In other fungi, endochitinases are required for separation of mother and daughter cells. For example, S. cerevisiae endochitinase Cts1p is active during vegetative growth and functions to cleave the chitin in the bud neck during cell separation (27). Deletion of CTS1 in S. cerevisiae disrupts the ability of the daughter cell to separate from the mother cell, culminating in a multi-budding/pseudohyphal phenotype (25, 27). Although C. neoformans grows vegetatively by budding and is predicted to have four distinct endochitinases, only Chi22 had weak similarity (E value of 0.001) to Cts1p of S. cerevisiae.
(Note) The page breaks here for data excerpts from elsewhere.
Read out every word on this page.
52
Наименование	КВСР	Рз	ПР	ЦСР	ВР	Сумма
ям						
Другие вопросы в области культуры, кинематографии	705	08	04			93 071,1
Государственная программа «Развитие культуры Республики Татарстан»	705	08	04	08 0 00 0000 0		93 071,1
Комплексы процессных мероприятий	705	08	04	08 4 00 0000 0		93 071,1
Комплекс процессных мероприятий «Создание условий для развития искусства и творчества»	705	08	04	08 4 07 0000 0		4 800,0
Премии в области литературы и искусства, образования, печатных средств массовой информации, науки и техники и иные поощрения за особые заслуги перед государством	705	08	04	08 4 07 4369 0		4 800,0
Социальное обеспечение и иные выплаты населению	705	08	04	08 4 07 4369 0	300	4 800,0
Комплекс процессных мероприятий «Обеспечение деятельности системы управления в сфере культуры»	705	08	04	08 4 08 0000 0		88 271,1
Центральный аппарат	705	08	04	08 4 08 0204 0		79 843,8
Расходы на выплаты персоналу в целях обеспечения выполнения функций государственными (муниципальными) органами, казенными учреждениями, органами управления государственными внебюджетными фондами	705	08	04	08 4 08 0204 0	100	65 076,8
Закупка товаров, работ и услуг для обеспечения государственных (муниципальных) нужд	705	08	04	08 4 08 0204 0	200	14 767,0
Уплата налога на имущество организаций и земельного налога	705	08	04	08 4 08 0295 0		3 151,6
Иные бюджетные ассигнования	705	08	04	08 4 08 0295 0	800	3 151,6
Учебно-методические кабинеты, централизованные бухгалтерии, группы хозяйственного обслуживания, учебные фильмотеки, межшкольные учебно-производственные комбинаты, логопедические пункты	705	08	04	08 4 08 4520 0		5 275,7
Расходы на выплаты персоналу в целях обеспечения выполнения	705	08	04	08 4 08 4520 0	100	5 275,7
Therefore, we sought to determine whether one or more of the endochitinases in C. neoformans were needed to cleave the bud neck chitin during separation of the mother from the daughter cell. Surprisingly, the morphology or ability of the chitinase deletion strains to bud during growth in either rich or minimal medium was not affected in any of the deletion strains, including the quadruple endochitinase mutant strain (chi2Δ chi21Δ chi22Δ chi4Δ HEX1) (Fig. (Fig.7).7). These data indicated that the endochitinases are not necessary for vegetative growth.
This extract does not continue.